Der Name Czorneboh als Bezeichnung für die früher Schleifberg oder Praschwiza genannte höchste Erhebung des Höhenzuges zwischen den Gemeinden Cunewalde und Hochkirch ist wahrscheinlich eine Erfindung des 18. Jahrhunderts. Sie nimmt ihren Anfang in einer fragwürdigen Erwähnung Helmold von Bosaus in seiner Slawenchronik, in der er von einem angeblichen slawischen Gott Zcerneboch berichtet. Dieser Zcerneboch wurde von frühneuzeitlichen Chronisten im 16. und 17. Jahrhundert aufgegriffen und in die Oberlausitz projiziert. So will der Großpostwitzer Pfarrer Michał Frencel am Ende des 17. Jahrhunderts zwar wissen, dass die Sorben den Zernebog verehrten, kann aber gleichzeitig berichten, dass dafür keinerlei Hinweise mehr zu finden seien. Auch in den Akten der Stadt Bautzen, in deren Besitz sich der Berg befand, finden sich noch bis ins 19. Jahrhundert lediglich die Bezeichnungen Schleifberg, Exanberg oder Finsterwald. Wahrscheinlich findet sich für die Steingruppe auf dem Berggipfel außerdem die Bezeichnung Caczca.

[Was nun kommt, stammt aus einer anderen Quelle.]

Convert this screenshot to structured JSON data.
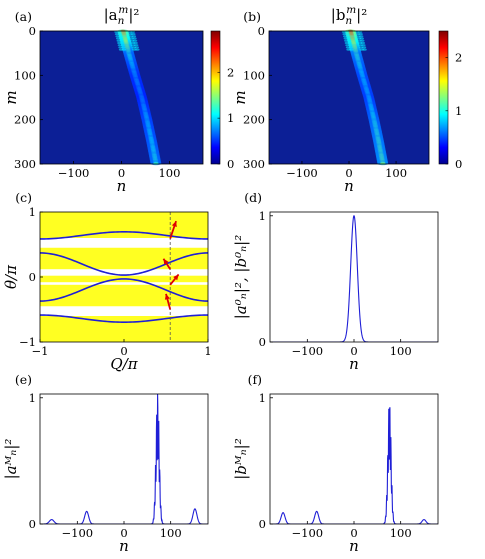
{
  "colors": {
    "line": "#1f1fd6",
    "heat_bg": "#0c1f96",
    "band_fill": "#ffff22",
    "arrow": "#e00000",
    "dashed": "#555555"
  },
  "colorbar": {
    "colors": [
      "#00008f",
      "#0000ff",
      "#0080ff",
      "#00ffff",
      "#80ff80",
      "#ffff00",
      "#ff8000",
      "#ff0000",
      "#800000"
    ]
  },
  "chart_data": [
    {
      "id": "a",
      "panel_label": "(a)",
      "type": "heatmap",
      "title": "|a",
      "title_sub": "n",
      "title_sup": "m",
      "title_end": "|²",
      "xlabel": "n",
      "ylabel": "m",
      "xlim": [
        -170,
        170
      ],
      "ylim": [
        0,
        300
      ],
      "xticks": [
        -100,
        0,
        100
      ],
      "xtick_labels": [
        "−100",
        "0",
        "100"
      ],
      "yticks": [
        0,
        100,
        200,
        300
      ],
      "ytick_labels": [
        "0",
        "100",
        "200",
        "300"
      ],
      "colorbar_ticks": [
        0,
        1,
        2
      ],
      "colorbar_tick_labels": [
        "0",
        "1",
        "2"
      ],
      "colorbar_range": [
        0,
        2.9
      ],
      "ridge": [
        {
          "m": 0,
          "n": 3,
          "intensity": 2.4
        },
        {
          "m": 50,
          "n": 15,
          "intensity": 1.2
        },
        {
          "m": 100,
          "n": 28,
          "intensity": 0.9
        },
        {
          "m": 150,
          "n": 42,
          "intensity": 0.85
        },
        {
          "m": 200,
          "n": 53,
          "intensity": 1.0
        },
        {
          "m": 250,
          "n": 63,
          "intensity": 1.1
        },
        {
          "m": 300,
          "n": 72,
          "intensity": 1.2
        }
      ]
    },
    {
      "id": "b",
      "panel_label": "(b)",
      "type": "heatmap",
      "title": "|b",
      "title_sub": "n",
      "title_sup": "m",
      "title_end": "|²",
      "xlabel": "n",
      "ylabel": "m",
      "xlim": [
        -170,
        170
      ],
      "ylim": [
        0,
        300
      ],
      "xticks": [
        -100,
        0,
        100
      ],
      "xtick_labels": [
        "−100",
        "0",
        "100"
      ],
      "yticks": [
        0,
        100,
        200,
        300
      ],
      "ytick_labels": [
        "0",
        "100",
        "200",
        "300"
      ],
      "colorbar_ticks": [
        0,
        1,
        2
      ],
      "colorbar_tick_labels": [
        "0",
        "1",
        "2"
      ],
      "colorbar_range": [
        0,
        2.5
      ],
      "ridge": [
        {
          "m": 0,
          "n": 3,
          "intensity": 2.3
        },
        {
          "m": 50,
          "n": 15,
          "intensity": 1.1
        },
        {
          "m": 100,
          "n": 28,
          "intensity": 0.9
        },
        {
          "m": 150,
          "n": 42,
          "intensity": 0.85
        },
        {
          "m": 200,
          "n": 53,
          "intensity": 1.0
        },
        {
          "m": 250,
          "n": 63,
          "intensity": 1.1
        },
        {
          "m": 300,
          "n": 72,
          "intensity": 1.2
        }
      ]
    },
    {
      "id": "c",
      "panel_label": "(c)",
      "type": "line",
      "xlabel": "Q/π",
      "ylabel": "θ/π",
      "xlim": [
        -1,
        1
      ],
      "ylim": [
        -1,
        1
      ],
      "xticks": [
        -1,
        0,
        1
      ],
      "xtick_labels": [
        "−1",
        "0",
        "1"
      ],
      "yticks": [
        -1,
        0,
        1
      ],
      "ytick_labels": [
        "−1",
        "0",
        "1"
      ],
      "bands": [
        [
          -1,
          -0.6
        ],
        [
          -0.45,
          -0.12
        ],
        [
          0.12,
          0.45
        ],
        [
          0.6,
          1
        ]
      ],
      "extra_band": [
        -0.08,
        0.02
      ],
      "curves": [
        {
          "offset": 0.64,
          "amp": 0.055,
          "phase": 1
        },
        {
          "offset": 0.2,
          "amp": 0.17,
          "phase": -1
        },
        {
          "offset": -0.2,
          "amp": 0.17,
          "phase": 1
        },
        {
          "offset": -0.64,
          "amp": 0.055,
          "phase": -1
        }
      ],
      "dashed_x": 0.55,
      "arrows": [
        {
          "x0": 0.55,
          "y0": 0.59,
          "x1": 0.62,
          "y1": 0.86
        },
        {
          "x0": 0.55,
          "y0": 0.12,
          "x1": 0.47,
          "y1": 0.28
        },
        {
          "x0": 0.55,
          "y0": -0.12,
          "x1": 0.65,
          "y1": 0.04
        },
        {
          "x0": 0.55,
          "y0": -0.5,
          "x1": 0.5,
          "y1": -0.26
        }
      ]
    },
    {
      "id": "d",
      "panel_label": "(d)",
      "type": "line",
      "xlabel": "n",
      "ylabel": "|a⁰ₙ|², |b⁰ₙ|²",
      "xlim": [
        -180,
        180
      ],
      "ylim": [
        0,
        1.03
      ],
      "xticks": [
        -100,
        0,
        100
      ],
      "xtick_labels": [
        "−100",
        "0",
        "100"
      ],
      "yticks": [
        0,
        1
      ],
      "ytick_labels": [
        "0",
        "1"
      ],
      "peaks": [
        {
          "center": 0,
          "height": 1.0,
          "width": 10
        }
      ]
    },
    {
      "id": "e",
      "panel_label": "(e)",
      "type": "line",
      "xlabel": "n",
      "ylabel": "|aᴹₙ|²",
      "xlim": [
        -180,
        180
      ],
      "ylim": [
        0,
        1.03
      ],
      "xticks": [
        -100,
        0,
        100
      ],
      "xtick_labels": [
        "−100",
        "0",
        "100"
      ],
      "yticks": [
        0,
        1
      ],
      "ytick_labels": [
        "0",
        "1"
      ],
      "peaks": [
        {
          "center": -155,
          "height": 0.035,
          "width": 7
        },
        {
          "center": -80,
          "height": 0.1,
          "width": 6
        },
        {
          "center": 72,
          "height": 1.05,
          "width": 5
        },
        {
          "center": 152,
          "height": 0.12,
          "width": 6
        }
      ]
    },
    {
      "id": "f",
      "panel_label": "(f)",
      "type": "line",
      "xlabel": "n",
      "ylabel": "|bᴹₙ|²",
      "xlim": [
        -180,
        180
      ],
      "ylim": [
        0,
        1.03
      ],
      "xticks": [
        -100,
        0,
        100
      ],
      "xtick_labels": [
        "−100",
        "0",
        "100"
      ],
      "yticks": [
        0,
        1
      ],
      "ytick_labels": [
        "0",
        "1"
      ],
      "peaks": [
        {
          "center": -152,
          "height": 0.09,
          "width": 6
        },
        {
          "center": -80,
          "height": 0.1,
          "width": 6
        },
        {
          "center": 76,
          "height": 1.0,
          "width": 5
        },
        {
          "center": 150,
          "height": 0.035,
          "width": 6
        }
      ]
    }
  ]
}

Die Nordseite des Czorneboh mit dem Dorf Pielitz

Als Namen eines nicht näher bezeichneten Berges „bei Wuißke“ taucht die Bezeichnung Czernebog erstmals in Karl Gottlob Antons „Erste Linien eines Versuchs über der Alten Slaven Ursprung, Sitten, Gebräuche, Meinungen und Kenntnisse“ (Leipzig 1783) auf. Vollkommen unabhängig davon erwähnt Anton aber an einer anderen Stelle seines Werkes den Schleifberg, sowie dessen slawischen Namen Praschwiza. Sieben Jahre später taucht das Wissen um einen vermeintlichen Berg Czernebog erstmals im „Lausizischen Wochenblatt“ auf, auch hier als nicht näher bezeichneter Berg bei Wuißke und mit offensichtlicher Bezugnahme auf die Schrift Antons. 1791 schließlich ist im 6. Heft der „Lausizischen Monatsschrift“ erstmals eindeutig der heutige Czorneboh als solcher bezeichnet.

Getragen vom Geist der Romantik setzt er sich nun bis zur Mitte des 19. Jahrhunderts als alleinige Bezeichnung für den Berg der Name Czorneboh durch. Teufelssagen und Sagen um eine angebliche slawische Kultstätte auf dem Czorneboh werden mit dem neuen Namen in Verbindung gebracht oder neu erfunden. Noch 1828 war Karl Benjamin Preusker in seinen „Oberlausitzer Alterthümern“ keine solche Sage bekannt. Die erste taucht 1839 in Heinrich Gottlob Gräves „Volkssagen und volksthümliche Denkmale der Lausitz“ auf.[1] Um die Mitte des Jahrhunderts gibt es dann bereits mehr als ein halbes Dutzend.[2]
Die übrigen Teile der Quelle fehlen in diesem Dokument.